Cell phone video taken by witness Taisha Allen shows the moment first responders from Richmond University Medical Center arrived on Bay Street to find an unconscious Garner.
In the video, Garner lies unresponsive as a medical worker takes his pulse. No oxygen is administered on scene and a stretcher does not appear in the video until at least two minutes after workers first approach Garner — a response Allen and others have said was not adequate.
A spokesman for Richmond University Medical Center would not comment on the response by workers one year ago, but told CNN a settlement — the terms of which are confidential — was reached earlier this week with the Garner family.
Of the five workers who responded, two EMTs are being kept off calls on modified duty, and two medical technicians have returned to active duty. One trainee who was on scene for Garner’s treatment last year is no longer with the hospital, the spokesman said.
One year after the death of their father, Garner’s children have taken up his legacy as a cause. “My ultimate goal is that people just don’t forget who he was and how we’re working towards change,” said Emerald Garner, who now works with Sharpton’s National Action Network.
Along with her family, Emerald is working to form a foundation in her father’s name to support underserved communities.
Her sister, Erica, has led marches with the Black Lives Matter movement and staged die-ins, once lying down on the same stretch of sidewalk that her father was killed on.
Ramsey Orta, witness
Since recording the final moments of Eric Garner’s life on his cell phone, Ramsey Orta, a friend of Garner’s who had lunch with him the day he died, has been in and out of Rikers Island, a New York City jail.

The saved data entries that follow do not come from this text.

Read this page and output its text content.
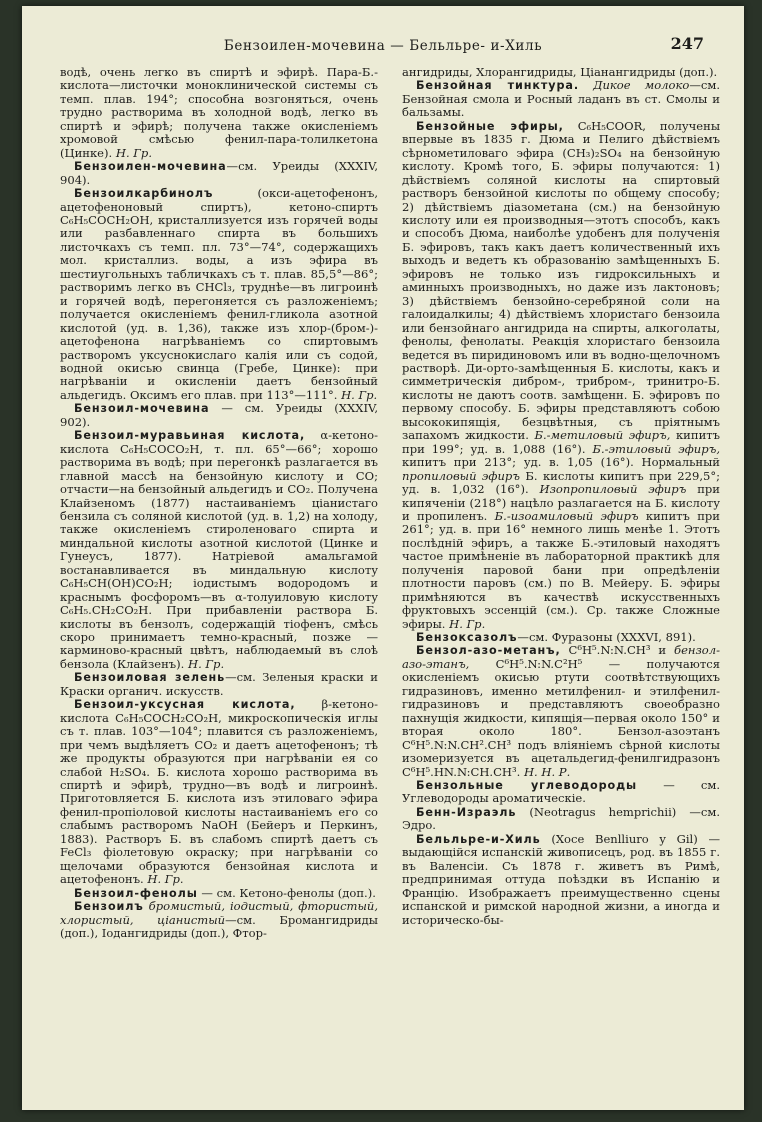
Бензоилен-мочевина — Бельльре- и-Хиль	247

водѣ, очень легко въ спиртѣ и эфирѣ. Пара-Б.-кислота—листочки моноклинической системы съ темп. плав. 194°; способна возгоняться, очень трудно растворима въ холодной водѣ, легко въ спиртѣ и эфирѣ; получена также окисленіемъ хромовой смѣсью фенил-пара-толилкетона (Цинке). Н. Гр.

Бензоилен-мочевина—см. Уреиды (XXXIV, 904).

Бензоилкарбинолъ	(окси-ацетофенонъ, ацетофеноновый спиртъ), кетоно-спиртъ C₆H₅COCH₂OH, кристаллизуется изъ горячей воды или разбавленнаго спирта въ большихъ листочкахъ съ темп. пл. 73°—74°, содержащихъ мол. кристаллиз. воды, а изъ эфира въ шестиугольныхъ табличкахъ съ т. плав. 85,5°—86°; растворимъ легко въ CHCl₃, труднѣе—въ лигроинѣ и горячей водѣ, перегоняется съ разложеніемъ; получается окисленіемъ фенил-гликола азотной кислотой (уд. в. 1,36), также изъ хлор-(бром-)-ацетофенона нагрѣваніемъ со спиртовымъ растворомъ уксуснокислаго калія или съ содой, водной окисью свинца (Гребе, Цинке): при нагрѣваніи и окисленіи даетъ бензойный альдегидъ. Оксимъ его плав. при 113°—111°. Н. Гр.

Бензоил-мочевина — см. Уреиды (XXXIV, 902).

Бензоил-муравьиная кислота, α-кетоно-кислота C₆H₅COCO₂H, т. пл. 65°—66°; хорошо растворима въ водѣ; при перегонкѣ разлагается въ главной массѣ на бензойную кислоту и CO; отчасти—на бензойный альдегидъ и CO₂. Получена Клайзеномъ (1877) настаиваніемъ ціанистаго бензила съ соляной кислотой (уд. в. 1,2) на холоду, также окисленіемъ стироленоваго спирта и миндальной кислоты азотной кислотой (Цинке и Гунеусъ, 1877). Натріевой амальгамой востанавливается въ миндальную кислоту C₆H₅CH(OH)CO₂H; іодистымъ водородомъ и краснымъ фосфоромъ—въ α-толуиловую кислоту C₆H₅.CH₂CO₂H. При прибавленіи раствора Б. кислоты въ бензолъ, содержащій тіофенъ, смѣсь скоро принимаетъ темно-красный, позже — карминово-красный цвѣтъ, наблюдаемый въ слоѣ бензола (Клайзенъ). Н. Гр.

Бензоиловая зелень—см. Зеленыя краски и Краски органич. искусств.

Бензоил-уксусная кислота, β-кетоно-кислота C₆H₅COCH₂CO₂H, микроскопическія иглы съ т. плав. 103°—104°; плавится съ разложеніемъ, при чемъ выдѣляетъ CO₂ и даетъ ацетофенонъ; тѣ же продукты образуются при нагрѣваніи ея со слабой H₂SO₄. Б. кислота хорошо растворима въ спиртѣ и эфирѣ, трудно—въ водѣ и лигроинѣ. Приготовляется Б. кислота изъ этиловаго эфира фенил-пропіоловой кислоты настаиваніемъ его со слабымъ растворомъ NaOH (Бейеръ и Перкинъ, 1883). Растворъ Б. въ слабомъ спиртѣ даетъ съ FeCl₃ фіолетовую окраску; при нагрѣваніи со щелочами образуются бензойная кислота и ацетофенонъ. Н. Гр.

Бензоил-фенолы — см. Кетоно-фенолы (доп.).

Бензоилъ бромистый, іодистый, фтористый, хлористый, ціанистый—см. Бромангидриды (доп.), Іодангидриды (доп.), Фтор-

ангидриды, Хлорангидриды, Ціанангидриды (доп.).

Бензойная тинктура. Дикое молоко—см. Бензойная смола и Росный ладанъ въ ст. Смолы и бальзамы.

Бензойные эфиры, C₆H₅COOR, получены впервые въ 1835 г. Дюма и Пелиго дѣйствіемъ сѣрнометиловаго эфира (CH₃)₂SO₄ на бензойную кислоту. Кромѣ того, Б. эфиры получаются: 1) дѣйствіемъ соляной кислоты на спиртовый растворъ бензойной кислоты по общему способу; 2) дѣйствіемъ діазометана (см.) на бензойную кислоту или ея производныя—этотъ способъ, какъ и способъ Дюма, наиболѣе удобенъ для полученія Б. эфировъ, такъ какъ даетъ количественный ихъ выходъ и ведетъ къ образованію замѣщенныхъ Б. эфировъ не только изъ гидроксильныхъ и аминныхъ производныхъ, но даже изъ лактоновъ; 3) дѣйствіемъ бензойно-серебряной соли на галоидалкилы; 4) дѣйствіемъ хлористаго бензоила или бензойнаго ангидрида на спирты, алкоголаты, фенолы, фенолаты. Реакція хлористаго бензоила ведется въ пиридиновомъ или въ водно-щелочномъ растворѣ. Ди-орто-замѣщенныя Б. кислоты, какъ и симметрическія дибром-, трибром-, тринитро-Б. кислоты не даютъ соотв. замѣщенн. Б. эфировъ по первому способу. Б. эфиры представляютъ собою высококипящія, безцвѣтныя, съ пріятнымъ запахомъ жидкости. Б.-метиловый эфиръ, кипитъ при 199°; уд. в. 1,088 (16°). Б.-этиловый эфиръ, кипитъ при 213°; уд. в. 1,05 (16°). Нормальный пропиловый эфиръ Б. кислоты кипитъ при 229,5°; уд. в. 1,032 (16°). Изопропиловый эфиръ при кипяченіи (218°) нацѣло разлагается на Б. кислоту и пропиленъ. Б.-изоамиловый эфиръ кипитъ при 261°; уд. в. при 16° немного лишь менѣе 1. Этотъ послѣдній эфиръ, а также Б.-этиловый находятъ частое примѣненіе въ лабораторной практикѣ для полученія паровой бани при опредѣленіи плотности паровъ (см.) по В. Мейеру. Б. эфиры примѣняются въ качествѣ искусственныхъ фруктовыхъ эссенцій (см.). Ср. также Сложные эфиры. Н. Гр.

Бензоксазолъ—см. Фуразоны (XXXVI, 891).

Бензол-азо-метанъ, C⁶H⁵.N:N.CH³ и бензол-азо-этанъ, C⁶H⁵.N:N.C²H⁵ — получаются окисленіемъ окисью ртути соотвѣтствующихъ гидразиновъ, именно метилфенил- и этилфенил-гидразиновъ и представляютъ своеобразно пахнущія жидкости, кипящія—первая около 150° и вторая около 180°. Бензол-азоэтанъ C⁶H⁵.N:N.CH².CH³ подъ вліяніемъ сѣрной кислоты изомеризуется въ ацетальдегид-фенилгидразонъ C⁶H⁵.HN.N:CH.CH³. Н. Н. Р.

Бензольные углеводороды — см. Углеводороды ароматическіе.

Бенн-Израэль (Neotragus hemprichii) —см. Эдро.

Бельльре-и-Хиль (Xoce Benlliuro y Gil) —выдающійся испанскій живописецъ, род. въ 1855 г. въ Валенсіи. Съ 1878 г. живетъ въ Римѣ, предпринимая оттуда поѣздки въ Испанію и Францію. Изображаетъ преимущественно сцены испанской и римской народной жизни, а иногда и историческо-бы-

He was arrested on charges he passed off a stolen handgun in August and later on drug charges.
With each arrest, Orta and his lawyers have denied wrongdoing and claimed he was being harassed and retaliated against for his role in the fallout after Garner’s death. “Had he not filmed the Eric Garner video, I can’t imagine they’d be treating him like this,” said William Aronin, one of his attorneys.
Taisha Allen, witness
Taisha Allen lives minutes from where Garner died and was there for the fatal encounter, cell phone in hand. A video she took shows the treatment by the first responders who arrived as Garner lay on the ground, after he’d uttered his final “I can’t breathe.”
Allen testified before the grand jury last year, and told CNN on Wednesday that what she saw was not a proper medical response: “Not at all. When they came on the scene, they didn’t have none of their equipment on them, they didn’t have bags for oxygen.” It appeared as though the responders thought Garner was “faking it,” she said.
Allen this week has filed suit against the city of New York, claiming she was harassed and subject to excessive force during an arrest in February. She claims an NYPD officer told her, “You are that bitch that filmed the Eric Garner video.” Allen was then arrested after being slammed on the ground and dragged by an officer, the suit alleges.
Allen later pleaded guilty on reduced charges of resisting arrest and obstruction. A spokesman for the New York City Law Department said the allegations in the suit will be reviewed.